Here we go again.
Indiana’s legislature–more accurately, its Republican Super-Majority (courtesy of gerrymandering)–has a habit of making decisions it is unequipped to make. In the past, friends who are schoolteachers have seethed as lawmakers who never spent a day in a classroom prescribed the precise methods they should use to teach reading.
Now, lawmakers propose to tell medical doctors what methods they can and cannot use to terminate a pregnancy.
HB 1211 would ban the most common method used in second trimester abortions, usually called “D and E” for dilation and evacuation. The only alternative to D and E, which is generally considered the safest and most medically-appropriate way to terminate a second-trimester pregnancy, is induction, which requires a woman to go through labor. It must be done in a hospital-like setting, is far more expensive–and has a higher risk of complications than D and E.
Also, most hospitals don’t offer the procedure.
Now, you might be asking yourself, why would the sponsors and proponents of this bill think they–and not the woman’s medical doctor–should make this sort of decision? Why would they only allow second-trimester abortions to be performed using a procedure that is both more painful and more risky?
You know why. As Planned Parenthood points out, passage of HB 1211 would effectively end second trimester abortions in Indiana.
What is particularly ironic, previous legislative measures that have made it difficult for women to obtain safe, legal abortions are the reason for many of the delays that push the procedure into the second trimester: waiting periods, fewer clinics with longer waits for appointments and other barriers erected by lawmakers who want us to think they know more than medical professionals do, and who believe they are entitled to have their religious dogma become the law of the state.

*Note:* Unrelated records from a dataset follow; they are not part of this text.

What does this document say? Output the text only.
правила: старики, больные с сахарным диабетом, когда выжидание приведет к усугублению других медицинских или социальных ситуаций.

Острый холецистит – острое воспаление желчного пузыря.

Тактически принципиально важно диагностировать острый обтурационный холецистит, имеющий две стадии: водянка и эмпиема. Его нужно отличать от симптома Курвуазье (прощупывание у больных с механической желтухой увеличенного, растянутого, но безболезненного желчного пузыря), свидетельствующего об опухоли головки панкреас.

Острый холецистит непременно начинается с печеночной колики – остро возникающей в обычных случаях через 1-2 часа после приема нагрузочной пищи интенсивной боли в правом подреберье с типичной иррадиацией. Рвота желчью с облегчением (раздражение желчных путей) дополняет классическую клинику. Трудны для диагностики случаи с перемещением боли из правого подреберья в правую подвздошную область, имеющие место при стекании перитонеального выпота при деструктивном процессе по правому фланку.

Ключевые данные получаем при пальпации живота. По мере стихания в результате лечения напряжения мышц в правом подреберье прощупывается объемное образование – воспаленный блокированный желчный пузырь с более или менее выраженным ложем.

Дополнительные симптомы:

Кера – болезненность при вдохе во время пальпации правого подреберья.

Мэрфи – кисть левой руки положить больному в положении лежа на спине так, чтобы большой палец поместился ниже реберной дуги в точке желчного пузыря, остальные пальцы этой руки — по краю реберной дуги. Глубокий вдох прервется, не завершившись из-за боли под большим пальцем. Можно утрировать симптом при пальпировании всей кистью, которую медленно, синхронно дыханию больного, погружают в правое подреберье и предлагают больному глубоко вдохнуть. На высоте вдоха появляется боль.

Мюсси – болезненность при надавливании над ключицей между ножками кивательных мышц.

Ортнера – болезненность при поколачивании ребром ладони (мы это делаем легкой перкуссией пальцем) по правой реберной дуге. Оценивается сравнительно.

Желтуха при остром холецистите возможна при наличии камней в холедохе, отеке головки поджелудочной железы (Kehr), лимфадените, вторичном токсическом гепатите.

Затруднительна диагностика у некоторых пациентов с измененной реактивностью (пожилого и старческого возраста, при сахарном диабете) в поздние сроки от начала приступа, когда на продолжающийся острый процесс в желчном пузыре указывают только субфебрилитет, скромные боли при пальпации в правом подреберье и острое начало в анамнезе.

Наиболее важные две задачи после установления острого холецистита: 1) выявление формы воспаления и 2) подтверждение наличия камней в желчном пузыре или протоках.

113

Recent polls suggest that 70% of Americans want to keep Roe v. Wade as the law of the land. Thanks to the Electoral College, Donald Trump has been able to put right-wing judges on the Federal Bench, up to and including the Supreme Court, to ensure that the preferences of that significant majority won’t count for much. Until Roe goes, Indiana’s paternalistic legislature can’t ban abortions outright, but it continually tries to achieve that result by subterfuge. HB 1211 is just one example.
So let’s see: this bill would insert government between a woman and her doctor; impose the religious beliefs of certain Christian denominations on nonbelievers and adherents of the many religions and denominations that allow abortion; and in the rare cases where a doctor and hospital are willing to use induction, subject the woman to unnecessary pain and an elevated risk of complications.

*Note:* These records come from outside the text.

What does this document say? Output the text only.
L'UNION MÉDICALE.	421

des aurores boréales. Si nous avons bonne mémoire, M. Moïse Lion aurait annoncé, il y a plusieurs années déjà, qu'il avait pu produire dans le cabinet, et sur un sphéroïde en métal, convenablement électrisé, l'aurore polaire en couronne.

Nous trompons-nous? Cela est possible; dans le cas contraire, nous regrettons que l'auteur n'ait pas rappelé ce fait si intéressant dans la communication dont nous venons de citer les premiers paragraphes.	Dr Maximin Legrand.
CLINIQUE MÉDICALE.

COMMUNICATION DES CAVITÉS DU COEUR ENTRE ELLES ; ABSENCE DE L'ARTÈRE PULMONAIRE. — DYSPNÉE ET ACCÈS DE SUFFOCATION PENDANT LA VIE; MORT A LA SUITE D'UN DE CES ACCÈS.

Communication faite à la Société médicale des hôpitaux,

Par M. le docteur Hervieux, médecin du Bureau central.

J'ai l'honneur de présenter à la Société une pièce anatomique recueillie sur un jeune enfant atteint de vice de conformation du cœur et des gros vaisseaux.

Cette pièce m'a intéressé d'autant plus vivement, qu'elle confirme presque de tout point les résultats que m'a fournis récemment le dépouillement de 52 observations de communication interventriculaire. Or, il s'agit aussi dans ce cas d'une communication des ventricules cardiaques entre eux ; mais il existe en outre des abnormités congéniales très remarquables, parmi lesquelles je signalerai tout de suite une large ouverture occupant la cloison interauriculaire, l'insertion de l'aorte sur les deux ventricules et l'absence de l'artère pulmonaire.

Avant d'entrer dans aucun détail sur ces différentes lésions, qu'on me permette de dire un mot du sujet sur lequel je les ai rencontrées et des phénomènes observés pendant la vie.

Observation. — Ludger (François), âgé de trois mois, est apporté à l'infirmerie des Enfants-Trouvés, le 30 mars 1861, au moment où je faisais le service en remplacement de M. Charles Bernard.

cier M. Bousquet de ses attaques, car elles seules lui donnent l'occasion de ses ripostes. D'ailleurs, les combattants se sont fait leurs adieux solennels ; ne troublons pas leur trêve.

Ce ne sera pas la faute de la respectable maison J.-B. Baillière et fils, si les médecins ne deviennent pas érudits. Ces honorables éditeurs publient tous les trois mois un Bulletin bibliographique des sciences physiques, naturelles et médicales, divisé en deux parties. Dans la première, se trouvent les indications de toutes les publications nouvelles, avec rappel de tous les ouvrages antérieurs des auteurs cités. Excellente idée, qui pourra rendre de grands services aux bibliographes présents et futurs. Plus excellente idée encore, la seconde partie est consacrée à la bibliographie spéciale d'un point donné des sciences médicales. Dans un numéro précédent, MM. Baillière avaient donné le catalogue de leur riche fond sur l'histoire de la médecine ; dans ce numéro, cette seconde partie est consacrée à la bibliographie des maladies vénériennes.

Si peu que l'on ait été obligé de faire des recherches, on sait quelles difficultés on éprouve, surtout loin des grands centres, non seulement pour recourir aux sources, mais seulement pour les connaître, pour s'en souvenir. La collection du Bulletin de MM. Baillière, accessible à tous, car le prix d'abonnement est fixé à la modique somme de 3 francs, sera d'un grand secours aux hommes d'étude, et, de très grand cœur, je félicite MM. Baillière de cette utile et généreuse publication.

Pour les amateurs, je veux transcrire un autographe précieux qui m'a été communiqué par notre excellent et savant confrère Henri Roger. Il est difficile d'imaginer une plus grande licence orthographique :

Nicely done, “Christian” warriors.
HB 1211 has been scheduled to be heard in the Senate Judiciary Committee on Wed. March 27th at 9 am.
Sen. Randall Head is the chair of the committee and he has the power to stop this bill.

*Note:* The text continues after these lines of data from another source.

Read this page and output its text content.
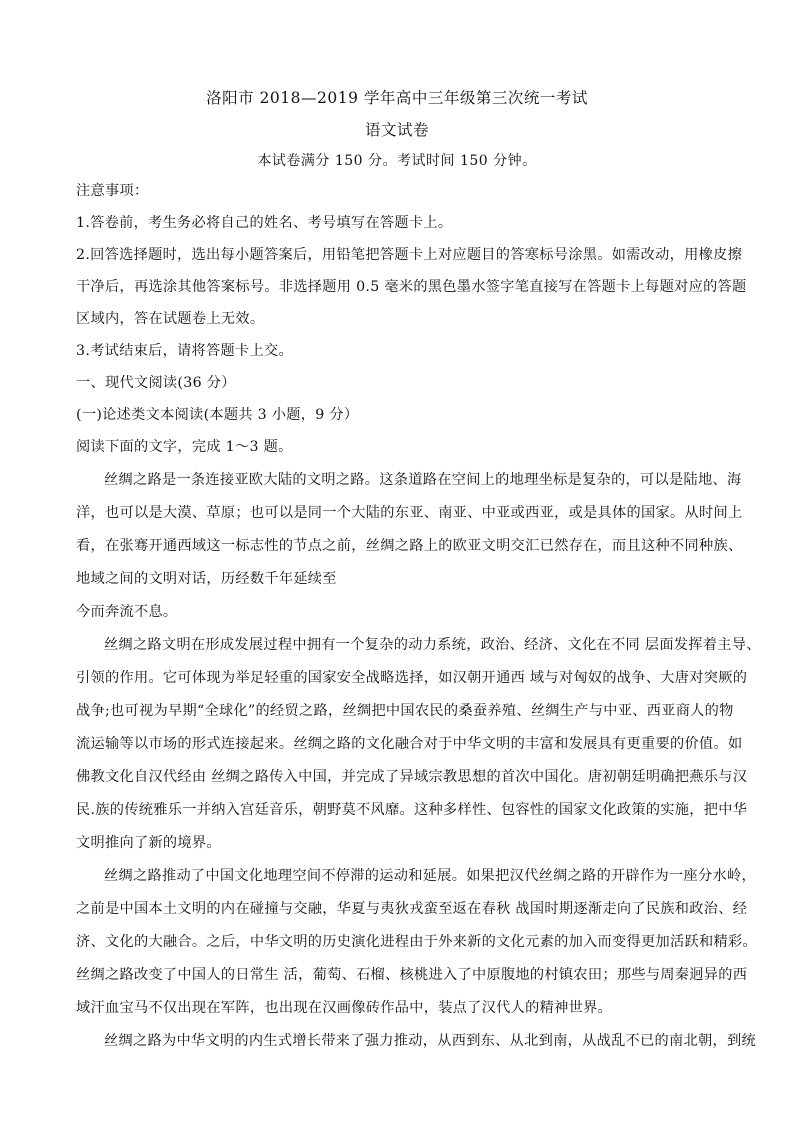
洛阳市 2018—2019 学年高中三年级第三次统一考试
语文试卷
本试卷满分 150 分。考试时间 150 分钟。
注意事项：
1.答卷前，考生务必将自己的姓名、考号填写在答题卡上。
2.回答选择题时，选出每小题答案后，用铅笔把答题卡上对应题目的答寒标号涂黑。如需改动，用橡皮擦
干净后，再选涂其他答案标号。非选择题用 0.5 毫米的黑色墨水签字笔直接写在答题卡上每题对应的答题
区域内，答在试题卷上无效。
3.考试结束后，请将答题卡上交。
一、现代文阅读(36 分）
(一)论述类文本阅读(本题共 3 小题，9 分）
阅读下面的文字，完成 1～3 题。
丝绸之路是一条连接亚欧大陆的文明之路。这条道路在空间上的地理坐标是复杂的，可以是陆地、海
洋，也可以是大漠、草原；也可以是同一个大陆的东亚、南亚、中亚或西亚，或是具体的国家。从时间上
看，在张骞开通西域这一标志性的节点之前，丝绸之路上的欧亚文明交汇已然存在，而且这种不同种族、
地域之间的文明对话，历经数千年延续至
今而奔流不息。
丝绸之路文明在形成发展过程中拥有一个复杂的动力系统，政治、经济、文化在不同 层面发挥着主导、
引领的作用。它可体现为举足轻重的国家安全战略选择，如汉朝开通西 域与对匈奴的战争、大唐对突厥的
战争;也可视为早期“全球化”的经贸之路，丝绸把中国农民的桑蚕养殖、丝绸生产与中亚、西亚商人的物
流运输等以市场的形式连接起来。丝绸之路的文化融合对于中华文明的丰富和发展具有更重要的价值。如
佛教文化自汉代经由 丝绸之路传入中国，并完成了异域宗教思想的首次中国化。唐初朝廷明确把燕乐与汉
民.族的传统雅乐一并纳入宫廷音乐，朝野莫不风靡。这种多样性、包容性的国家文化政策的实施，把中华
文明推向了新的境界。
丝绸之路推动了中国文化地理空间不停滞的运动和延展。如果把汉代丝绸之路的开辟作为一座分水岭，
之前是中国本土文明的内在碰撞与交融，华夏与夷狄戎蛮至返在春秋 战国时期逐渐走向了民族和政治、经
济、文化的大融合。之后，中华文明的历史演化进程由于外来新的文化元素的加入而变得更加活跃和精彩。
丝绸之路改变了中国人的日常生 活，葡萄、石榴、核桃进入了中原腹地的村镇农田；那些与周秦迥异的西
域汗血宝马不仅出现在军阵，也出现在汉画像砖作品中，装点了汉代人的精神世界。
丝绸之路为中华文明的内生式增长带来了强力推动，从西到东、从北到南，从战乱不已的南北朝，到统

I hope everyone who finds this cynical measure appalling will call Senator Head and ask him to kill this travesty of a bill.
You might also remind him and other “limited government” Republicans –the guys who don’t think government belongs in their boardrooms–that government also doesn’t belong in a woman’s uterus.
The issue really isn’t abortion–it’s who gets to make the decision. And the answer to that question shouldn’t be government.